Thankfully, it seems unlikely that enough support exists in either the Minnesota legislature or the University for the student seat on the Board of Regents to be eliminated, said both Jigar Madia, president of the Minnesota Student Association, and Darrin Rosha, Phillips' predecessor as student Regent who testified before the Minnesota legislature on November 12.
But Rosha brought up a key point to the notion of an undercurrent of change when he noted that the Minnesota Alumni Association and the Faculty Consultative Committee both support elimination of all constituency-based seating.
Even Victor Bloomfield, chair of the FCC, agreed that such elimination would make it unlikely that a student would ever serve on the Board again. He feels it would be a conflict of interest for students or faculty to serve, anyway. But then one could argue that most federal legislators have a conflict of interest and shouldn't vote. The logic doesnÕt hold.

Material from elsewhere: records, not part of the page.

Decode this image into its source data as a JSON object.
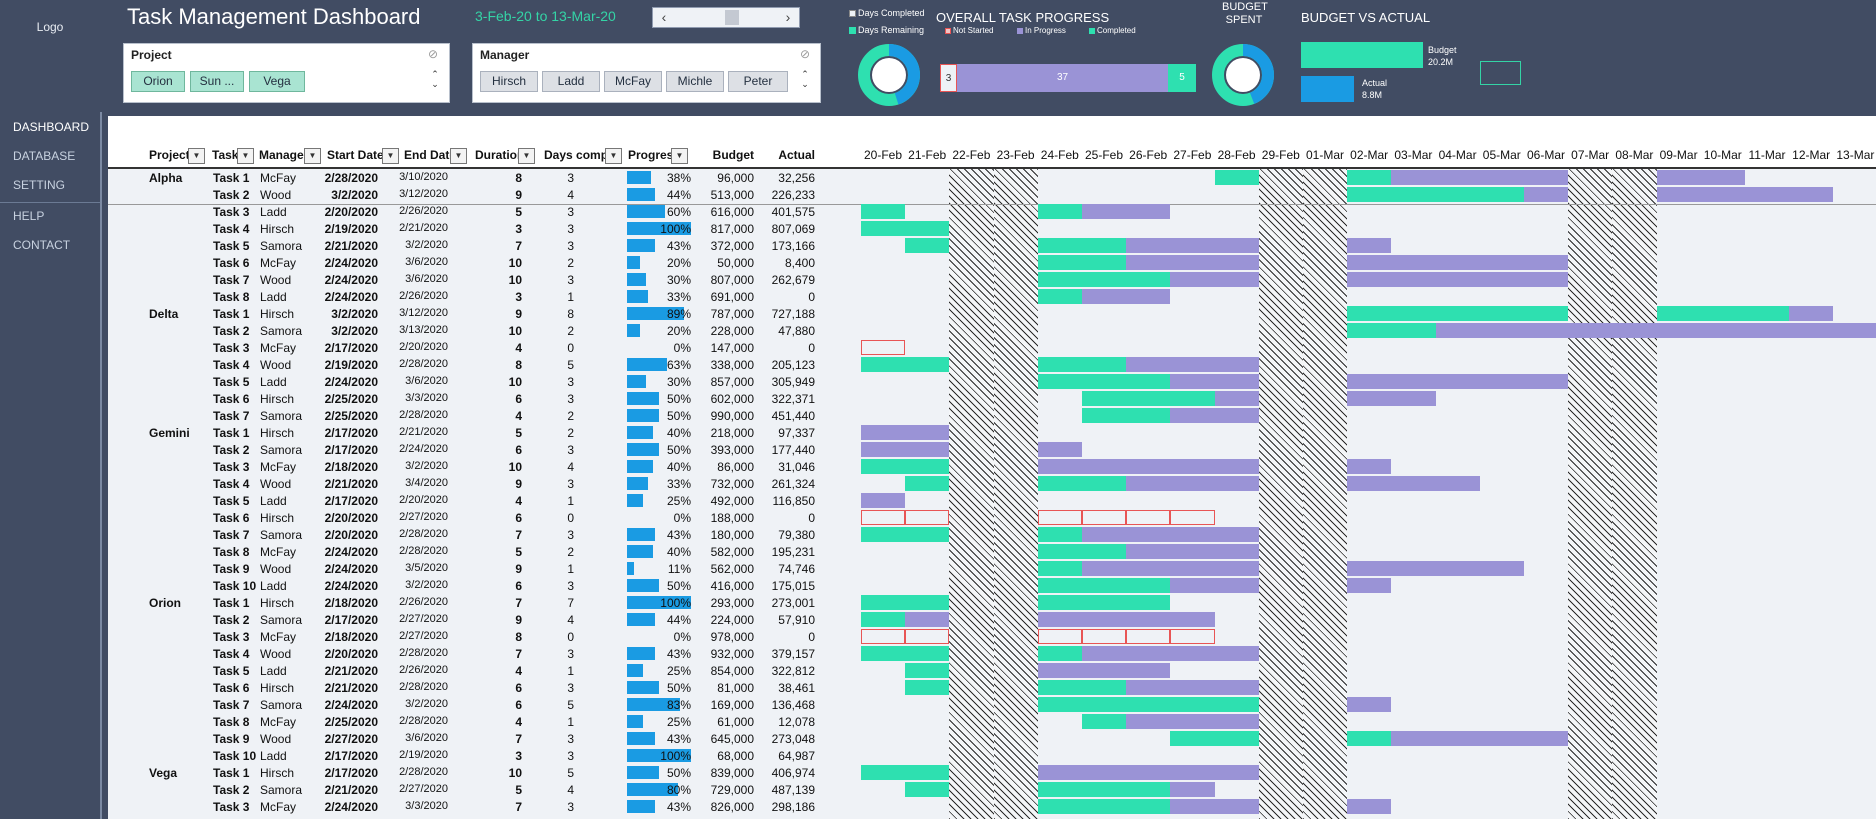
{
  "sidebar": {
    "logo": "Logo",
    "items": [
      "DASHBOARD",
      "DATABASE",
      "SETTING",
      "HELP",
      "CONTACT"
    ]
  },
  "header": {
    "title": "Task Management Dashboard",
    "date_range": "3-Feb-20 to 13-Mar-20"
  },
  "slicers": {
    "project": {
      "title": "Project",
      "items": [
        "Orion",
        "Sun ...",
        "Vega"
      ],
      "selected": [
        true,
        true,
        true
      ]
    },
    "manager": {
      "title": "Manager",
      "items": [
        "Hirsch",
        "Ladd",
        "McFay",
        "Michle",
        "Peter"
      ],
      "selected": [
        false,
        false,
        false,
        false,
        false
      ]
    }
  },
  "task_progress": {
    "title": "OVERALL TASK PROGRESS",
    "donut_legend": [
      "Days Completed",
      "Days Remaining"
    ],
    "status_legend": [
      "Not Started",
      "In Progress",
      "Completed"
    ],
    "not_started": "3",
    "in_progress": "37",
    "completed": "5",
    "days_completed_fraction": 0.45
  },
  "budget_spent": {
    "title_line1": "BUDGET",
    "title_line2": "SPENT",
    "spent_fraction": 0.44
  },
  "budget_vs_actual": {
    "title": "BUDGET VS ACTUAL",
    "budget_label": "Budget",
    "budget_value": "20.2M",
    "actual_label": "Actual",
    "actual_value": "8.8M",
    "budget": 20.2,
    "actual": 8.8
  },
  "colors": {
    "completed": "#2ee0b0",
    "in_progress": "#9a93d6",
    "progress_fill": "#1a9be3",
    "accent": "#34d4a6"
  },
  "table": {
    "columns": [
      "Project",
      "Task",
      "Manager",
      "Start Date",
      "End Date",
      "Duration",
      "Days completed",
      "Progress",
      "Budget",
      "Actual"
    ],
    "dates": [
      "20-Feb",
      "21-Feb",
      "22-Feb",
      "23-Feb",
      "24-Feb",
      "25-Feb",
      "26-Feb",
      "27-Feb",
      "28-Feb",
      "29-Feb",
      "01-Mar",
      "02-Mar",
      "03-Mar",
      "04-Mar",
      "05-Mar",
      "06-Mar",
      "07-Mar",
      "08-Mar",
      "09-Mar",
      "10-Mar",
      "11-Mar",
      "12-Mar",
      "13-Mar"
    ],
    "weekends": [
      2,
      3,
      9,
      10,
      16,
      17
    ],
    "rows": [
      [
        "Alpha",
        "Task 1",
        "McFay",
        "2/28/2020",
        "3/10/2020",
        "8",
        "3",
        "38%",
        "96,000",
        "32,256"
      ],
      [
        "",
        "Task 2",
        "Wood",
        "3/2/2020",
        "3/12/2020",
        "9",
        "4",
        "44%",
        "513,000",
        "226,233"
      ],
      [
        "",
        "Task 3",
        "Ladd",
        "2/20/2020",
        "2/26/2020",
        "5",
        "3",
        "60%",
        "616,000",
        "401,575"
      ],
      [
        "",
        "Task 4",
        "Hirsch",
        "2/19/2020",
        "2/21/2020",
        "3",
        "3",
        "100%",
        "817,000",
        "807,069"
      ],
      [
        "",
        "Task 5",
        "Samora",
        "2/21/2020",
        "3/2/2020",
        "7",
        "3",
        "43%",
        "372,000",
        "173,166"
      ],
      [
        "",
        "Task 6",
        "McFay",
        "2/24/2020",
        "3/6/2020",
        "10",
        "2",
        "20%",
        "50,000",
        "8,400"
      ],
      [
        "",
        "Task 7",
        "Wood",
        "2/24/2020",
        "3/6/2020",
        "10",
        "3",
        "30%",
        "807,000",
        "262,679"
      ],
      [
        "",
        "Task 8",
        "Ladd",
        "2/24/2020",
        "2/26/2020",
        "3",
        "1",
        "33%",
        "691,000",
        "0"
      ],
      [
        "Delta",
        "Task 1",
        "Hirsch",
        "3/2/2020",
        "3/12/2020",
        "9",
        "8",
        "89%",
        "787,000",
        "727,188"
      ],
      [
        "",
        "Task 2",
        "Samora",
        "3/2/2020",
        "3/13/2020",
        "10",
        "2",
        "20%",
        "228,000",
        "47,880"
      ],
      [
        "",
        "Task 3",
        "McFay",
        "2/17/2020",
        "2/20/2020",
        "4",
        "0",
        "0%",
        "147,000",
        "0"
      ],
      [
        "",
        "Task 4",
        "Wood",
        "2/19/2020",
        "2/28/2020",
        "8",
        "5",
        "63%",
        "338,000",
        "205,123"
      ],
      [
        "",
        "Task 5",
        "Ladd",
        "2/24/2020",
        "3/6/2020",
        "10",
        "3",
        "30%",
        "857,000",
        "305,949"
      ],
      [
        "",
        "Task 6",
        "Hirsch",
        "2/25/2020",
        "3/3/2020",
        "6",
        "3",
        "50%",
        "602,000",
        "322,371"
      ],
      [
        "",
        "Task 7",
        "Samora",
        "2/25/2020",
        "2/28/2020",
        "4",
        "2",
        "50%",
        "990,000",
        "451,440"
      ],
      [
        "Gemini",
        "Task 1",
        "Hirsch",
        "2/17/2020",
        "2/21/2020",
        "5",
        "2",
        "40%",
        "218,000",
        "97,337"
      ],
      [
        "",
        "Task 2",
        "Samora",
        "2/17/2020",
        "2/24/2020",
        "6",
        "3",
        "50%",
        "393,000",
        "177,440"
      ],
      [
        "",
        "Task 3",
        "McFay",
        "2/18/2020",
        "3/2/2020",
        "10",
        "4",
        "40%",
        "86,000",
        "31,046"
      ],
      [
        "",
        "Task 4",
        "Wood",
        "2/21/2020",
        "3/4/2020",
        "9",
        "3",
        "33%",
        "732,000",
        "261,324"
      ],
      [
        "",
        "Task 5",
        "Ladd",
        "2/17/2020",
        "2/20/2020",
        "4",
        "1",
        "25%",
        "492,000",
        "116,850"
      ],
      [
        "",
        "Task 6",
        "Hirsch",
        "2/20/2020",
        "2/27/2020",
        "6",
        "0",
        "0%",
        "188,000",
        "0"
      ],
      [
        "",
        "Task 7",
        "Samora",
        "2/20/2020",
        "2/28/2020",
        "7",
        "3",
        "43%",
        "180,000",
        "79,380"
      ],
      [
        "",
        "Task 8",
        "McFay",
        "2/24/2020",
        "2/28/2020",
        "5",
        "2",
        "40%",
        "582,000",
        "195,231"
      ],
      [
        "",
        "Task 9",
        "Wood",
        "2/24/2020",
        "3/5/2020",
        "9",
        "1",
        "11%",
        "562,000",
        "74,746"
      ],
      [
        "",
        "Task 10",
        "Ladd",
        "2/24/2020",
        "3/2/2020",
        "6",
        "3",
        "50%",
        "416,000",
        "175,015"
      ],
      [
        "Orion",
        "Task 1",
        "Hirsch",
        "2/18/2020",
        "2/26/2020",
        "7",
        "7",
        "100%",
        "293,000",
        "273,001"
      ],
      [
        "",
        "Task 2",
        "Samora",
        "2/17/2020",
        "2/27/2020",
        "9",
        "4",
        "44%",
        "224,000",
        "57,910"
      ],
      [
        "",
        "Task 3",
        "McFay",
        "2/18/2020",
        "2/27/2020",
        "8",
        "0",
        "0%",
        "978,000",
        "0"
      ],
      [
        "",
        "Task 4",
        "Wood",
        "2/20/2020",
        "2/28/2020",
        "7",
        "3",
        "43%",
        "932,000",
        "379,157"
      ],
      [
        "",
        "Task 5",
        "Ladd",
        "2/21/2020",
        "2/26/2020",
        "4",
        "1",
        "25%",
        "854,000",
        "322,812"
      ],
      [
        "",
        "Task 6",
        "Hirsch",
        "2/21/2020",
        "2/28/2020",
        "6",
        "3",
        "50%",
        "81,000",
        "38,461"
      ],
      [
        "",
        "Task 7",
        "Samora",
        "2/24/2020",
        "3/2/2020",
        "6",
        "5",
        "83%",
        "169,000",
        "136,468"
      ],
      [
        "",
        "Task 8",
        "McFay",
        "2/25/2020",
        "2/28/2020",
        "4",
        "1",
        "25%",
        "61,000",
        "12,078"
      ],
      [
        "",
        "Task 9",
        "Wood",
        "2/27/2020",
        "3/6/2020",
        "7",
        "3",
        "43%",
        "645,000",
        "273,048"
      ],
      [
        "",
        "Task 10",
        "Ladd",
        "2/17/2020",
        "2/19/2020",
        "3",
        "3",
        "100%",
        "68,000",
        "64,987"
      ],
      [
        "Vega",
        "Task 1",
        "Hirsch",
        "2/17/2020",
        "2/28/2020",
        "10",
        "5",
        "50%",
        "839,000",
        "406,974"
      ],
      [
        "",
        "Task 2",
        "Samora",
        "2/21/2020",
        "2/27/2020",
        "5",
        "4",
        "80%",
        "729,000",
        "487,139"
      ],
      [
        "",
        "Task 3",
        "McFay",
        "2/24/2020",
        "3/3/2020",
        "7",
        "3",
        "43%",
        "826,000",
        "298,186"
      ]
    ],
    "gantt": [
      [
        [
          8,
          1,
          "c"
        ],
        [
          11,
          2,
          "c"
        ],
        [
          12,
          4,
          "p"
        ],
        [
          18,
          2,
          "p"
        ]
      ],
      [
        [
          11,
          4,
          "c"
        ],
        [
          15,
          1,
          "p"
        ],
        [
          18,
          4,
          "p"
        ]
      ],
      [
        [
          0,
          1,
          "c"
        ],
        [
          4,
          1,
          "c"
        ],
        [
          5,
          2,
          "p"
        ]
      ],
      [
        [
          0,
          2,
          "c"
        ]
      ],
      [
        [
          1,
          1,
          "c"
        ],
        [
          4,
          2,
          "c"
        ],
        [
          6,
          3,
          "p"
        ],
        [
          11,
          1,
          "p"
        ]
      ],
      [
        [
          4,
          2,
          "c"
        ],
        [
          6,
          3,
          "p"
        ],
        [
          11,
          5,
          "p"
        ]
      ],
      [
        [
          4,
          3,
          "c"
        ],
        [
          7,
          2,
          "p"
        ],
        [
          11,
          5,
          "p"
        ]
      ],
      [
        [
          4,
          1,
          "c"
        ],
        [
          5,
          2,
          "p"
        ]
      ],
      [
        [
          11,
          5,
          "c"
        ],
        [
          18,
          3,
          "c"
        ],
        [
          21,
          1,
          "p"
        ]
      ],
      [
        [
          11,
          2,
          "c"
        ],
        [
          13,
          10,
          "p"
        ]
      ],
      [
        [
          0,
          1,
          "z"
        ]
      ],
      [
        [
          0,
          2,
          "c"
        ],
        [
          4,
          2,
          "c"
        ],
        [
          6,
          3,
          "p"
        ]
      ],
      [
        [
          4,
          3,
          "c"
        ],
        [
          7,
          2,
          "p"
        ],
        [
          11,
          5,
          "p"
        ]
      ],
      [
        [
          5,
          3,
          "c"
        ],
        [
          8,
          1,
          "p"
        ],
        [
          11,
          2,
          "p"
        ]
      ],
      [
        [
          5,
          2,
          "c"
        ],
        [
          7,
          2,
          "p"
        ]
      ],
      [
        [
          0,
          2,
          "p"
        ]
      ],
      [
        [
          0,
          2,
          "p"
        ],
        [
          4,
          1,
          "p"
        ]
      ],
      [
        [
          0,
          2,
          "c"
        ],
        [
          4,
          5,
          "p"
        ],
        [
          11,
          1,
          "p"
        ]
      ],
      [
        [
          1,
          1,
          "c"
        ],
        [
          4,
          2,
          "c"
        ],
        [
          6,
          3,
          "p"
        ],
        [
          11,
          3,
          "p"
        ]
      ],
      [
        [
          0,
          1,
          "p"
        ]
      ],
      [
        [
          0,
          2,
          "z"
        ],
        [
          4,
          4,
          "z"
        ]
      ],
      [
        [
          0,
          2,
          "c"
        ],
        [
          4,
          1,
          "c"
        ],
        [
          5,
          4,
          "p"
        ]
      ],
      [
        [
          4,
          2,
          "c"
        ],
        [
          6,
          3,
          "p"
        ]
      ],
      [
        [
          4,
          1,
          "c"
        ],
        [
          5,
          4,
          "p"
        ],
        [
          11,
          4,
          "p"
        ]
      ],
      [
        [
          4,
          3,
          "c"
        ],
        [
          7,
          2,
          "p"
        ],
        [
          11,
          1,
          "p"
        ]
      ],
      [
        [
          0,
          2,
          "c"
        ],
        [
          4,
          3,
          "c"
        ]
      ],
      [
        [
          0,
          1,
          "c"
        ],
        [
          1,
          1,
          "p"
        ],
        [
          4,
          4,
          "p"
        ]
      ],
      [
        [
          0,
          2,
          "z"
        ],
        [
          4,
          4,
          "z"
        ]
      ],
      [
        [
          0,
          2,
          "c"
        ],
        [
          4,
          1,
          "c"
        ],
        [
          5,
          4,
          "p"
        ]
      ],
      [
        [
          1,
          1,
          "c"
        ],
        [
          4,
          3,
          "p"
        ]
      ],
      [
        [
          1,
          1,
          "c"
        ],
        [
          4,
          2,
          "c"
        ],
        [
          6,
          3,
          "p"
        ]
      ],
      [
        [
          4,
          5,
          "c"
        ],
        [
          11,
          1,
          "p"
        ]
      ],
      [
        [
          5,
          1,
          "c"
        ],
        [
          6,
          3,
          "p"
        ]
      ],
      [
        [
          7,
          2,
          "c"
        ],
        [
          11,
          1,
          "c"
        ],
        [
          12,
          4,
          "p"
        ]
      ],
      [],
      [
        [
          0,
          2,
          "c"
        ],
        [
          4,
          5,
          "p"
        ]
      ],
      [
        [
          1,
          1,
          "c"
        ],
        [
          4,
          3,
          "c"
        ],
        [
          7,
          1,
          "p"
        ]
      ],
      [
        [
          4,
          3,
          "c"
        ],
        [
          7,
          2,
          "p"
        ],
        [
          11,
          1,
          "p"
        ]
      ]
    ]
  }
}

And the timing is off. The FCC and the UMAA saw the Presidential change coming. In this change-filled transition after the Board has just selected a new University President who seems to be well-liked, it seems strange that members of the University community would start a power struggle over who should serve on one of the main sources of constancy and continuation of vision at the University, the Board of Regents.
There's going to be change. It's a part of life. We, like Phillips, must find our voices and use our minds to offer suggestions that might not occur to those not in our situation.
Amid all this change, the Minnesota Technolog is a staying force. We aim to continue our 78-year, award winning style of bringing you information you need to get through the University and to find your way back to what brought you into IT in the first place.